GCC Secretary-General Abdul Latif Al Zayani, who delivered a speech at the end of the summit, called for boosting interaction among GCC citizens. He said the customs union is slated to be completed in 2016. "Decisive measures have been taken to simplify the customs procedures at border check points in a bid to remove them ultimately," he noted.
The leaders also agreed to form a common judicial authority by next year, and finalise a unified trade law and economic integration rules. They said the international community should assume a shared responsibility in the fight against extremism and terrorism and its elimination irrespective of its source.
They added that the GCC countries have done a lot in this regard and will continue their cooperation and coordination with brotherly and friendly countries.
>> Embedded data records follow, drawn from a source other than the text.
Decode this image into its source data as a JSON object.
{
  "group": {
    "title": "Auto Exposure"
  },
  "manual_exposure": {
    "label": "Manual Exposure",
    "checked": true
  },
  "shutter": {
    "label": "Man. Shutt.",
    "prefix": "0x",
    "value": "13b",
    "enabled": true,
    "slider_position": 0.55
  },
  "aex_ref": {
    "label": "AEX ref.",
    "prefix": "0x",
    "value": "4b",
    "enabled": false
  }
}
"Terrorism has no religion, and our tolerant religion rejects it. Islam is the religion of moderation and tolerance," the leaders stressed.
The leaders also called for accelerating security and military cooperation to develop a defence shield against any foreign threat.
They endorsed a "political solution" for war-ravaged Syria, under an international framework agreed on last month.
They said they "support a political settlement... that guarantees the territorial integrity and independence of Syria."
The meeting follows an agreement last month in Vienna between diplomats from 17 countries, including Saudi Arabia, for a political transition and end to the Syrian war.
The GCC "welcomed the conclusions of the Vienna meetings", the Gulf statement said.
The Vienna plan set a January 1 target for peace talks and would see a transitional government set up in six months and elections in 18 months.
Later at a Press conference, Saudi Foreign Minister Adel Al Jubeir said Syrian President Bashar Al Assad has two choices, "either to leave through negotiations" or be forcibly removed from power.
The summit called for an international reconstruction conference for Yemen after any deal to end its civil war, which has killed 6,000 people and caused widespread damage to the country's economy and infrastructure.
Yemeni warring parties are due to gather in Switzerland next week for United Nations-sponsored peace talks.
"The council members called for an international conference for Yemen reconstruction after the parties reach the aspired political solution," GCC Secretary-General Zayani said.
He said such a programme would be done in accordance with a "practical programme to rehabilitate the Yemeni economy and to ease its merger into the Gulf economies".
A seven-day cease-fire is expected to take effect when the peace talks commence on December 15.